Former evangelical Steve Chalke has warned churches that they risk “high-profile prosecutions” if they take a biblical stance on sexual ethics and biological sex.
In a press release, Chalke, founder of the Oasis Trust, called it “psychologically abusive” to express pastoral concern or pray for people with unwanted same-sex attraction or gender confusion.
He made the remarks as the Government considers introducing a ban on conversion therapy.
Chalke complained that churches were teaching LGBT people “to believe that their desires are ‘sinful’”.
He claimed that preaching the biblical view of sexuality “only contributes to the already high levels of mental health issues reported among people from the LGBT+ community”.
He said this included suicide, as well as self-harm and eating disorders.

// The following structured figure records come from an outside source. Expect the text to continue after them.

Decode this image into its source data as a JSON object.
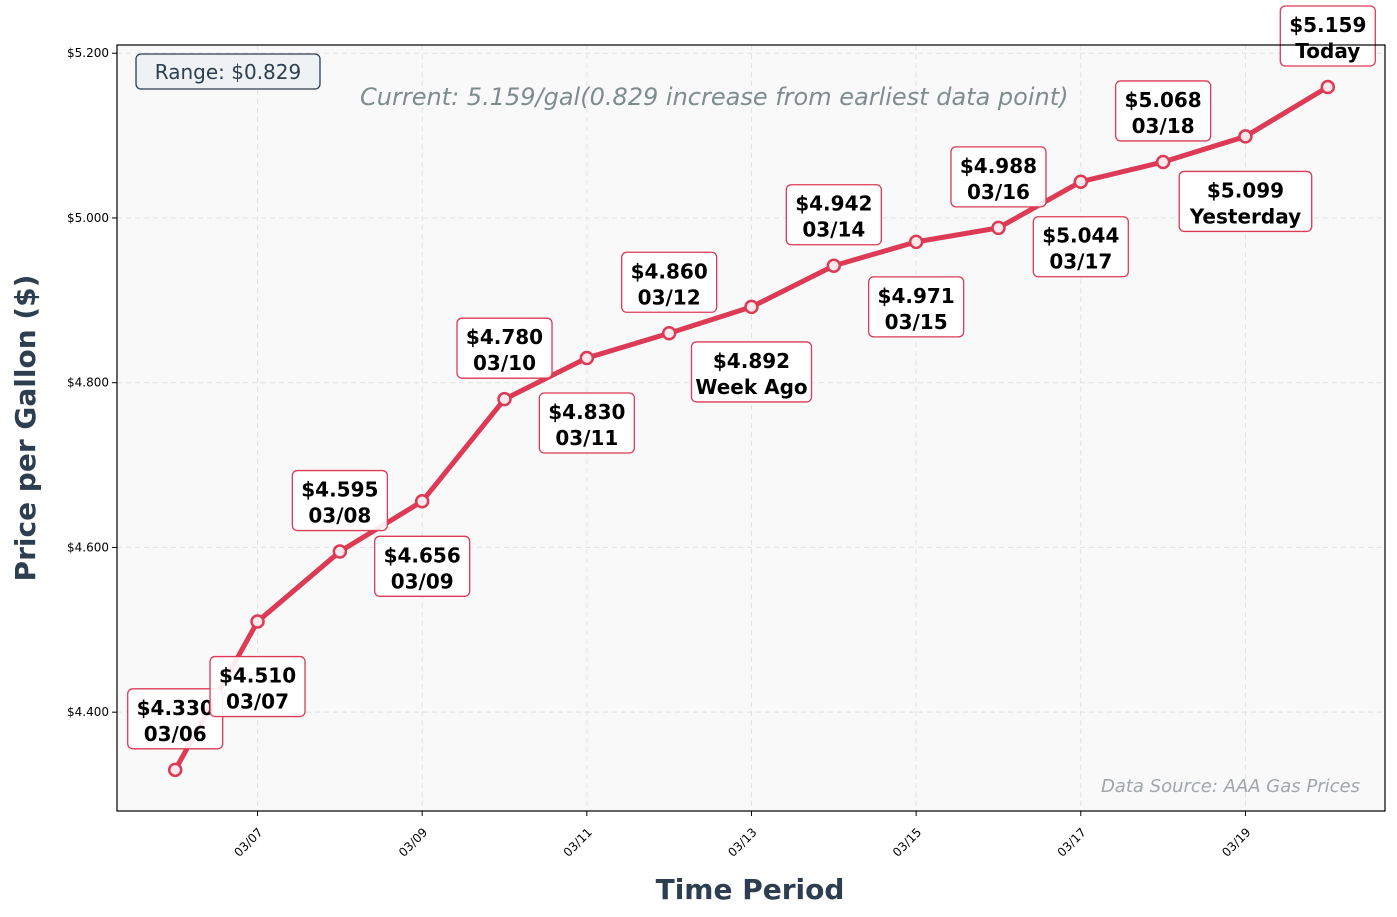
{
  "chart_data": {
    "type": "line",
    "xlabel": "Time Period",
    "ylabel": "Price per Gallon ($)",
    "x": [
      "03/06",
      "03/07",
      "03/08",
      "03/09",
      "03/10",
      "03/11",
      "03/12",
      "03/13",
      "03/14",
      "03/15",
      "03/16",
      "03/17",
      "03/18",
      "03/19",
      "03/20"
    ],
    "values": [
      4.33,
      4.51,
      4.595,
      4.656,
      4.78,
      4.83,
      4.86,
      4.892,
      4.942,
      4.971,
      4.988,
      5.044,
      5.068,
      5.099,
      5.159
    ],
    "point_labels": [
      [
        "$4.330",
        "03/06"
      ],
      [
        "$4.510",
        "03/07"
      ],
      [
        "$4.595",
        "03/08"
      ],
      [
        "$4.656",
        "03/09"
      ],
      [
        "$4.780",
        "03/10"
      ],
      [
        "$4.830",
        "03/11"
      ],
      [
        "$4.860",
        "03/12"
      ],
      [
        "$4.892",
        "Week Ago"
      ],
      [
        "$4.942",
        "03/14"
      ],
      [
        "$4.971",
        "03/15"
      ],
      [
        "$4.988",
        "03/16"
      ],
      [
        "$5.044",
        "03/17"
      ],
      [
        "$5.068",
        "03/18"
      ],
      [
        "$5.099",
        "Yesterday"
      ],
      [
        "$5.159",
        "Today"
      ]
    ],
    "xtick_labels": [
      "03/07",
      "03/09",
      "03/11",
      "03/13",
      "03/15",
      "03/17",
      "03/19"
    ],
    "ytick_values": [
      4.4,
      4.6,
      4.8,
      5.0,
      5.2
    ],
    "ytick_labels": [
      "$4.400",
      "$4.600",
      "$4.800",
      "$5.000",
      "$5.200"
    ],
    "ylim": [
      4.28,
      5.21
    ],
    "grid": true,
    "line_color": "#dc3a55",
    "range_box": "Range: $0.829",
    "current_note": "Current: 5.159/gal(0.829 increase from earliest data point)",
    "source_note": "Data Source: AAA Gas Prices"
  }
}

Chalke’s comments reflect those made by the Ozanne Foundation earlier this month.
A letter, co-signed by the Bishop of Liverpool the Rt Revd Paul Bayes and the Moderator of the Baptist Union Revd David Mayne, urged the Prime Minister to introduce a law covering “the full range of religious practices”, including outlawing calls to sexual abstinence.
It also called for the law to prevent trans people who regret changing sex getting help to detransition.
In response, The Christian Institute’s Director Colin Hart said: “Whatever else a conversion therapy law may do, it’s clear that LGBT campaigners like Steve Chalke want a veto on Christian preaching, and private prayer and discussion between ministers and members of their congregation.”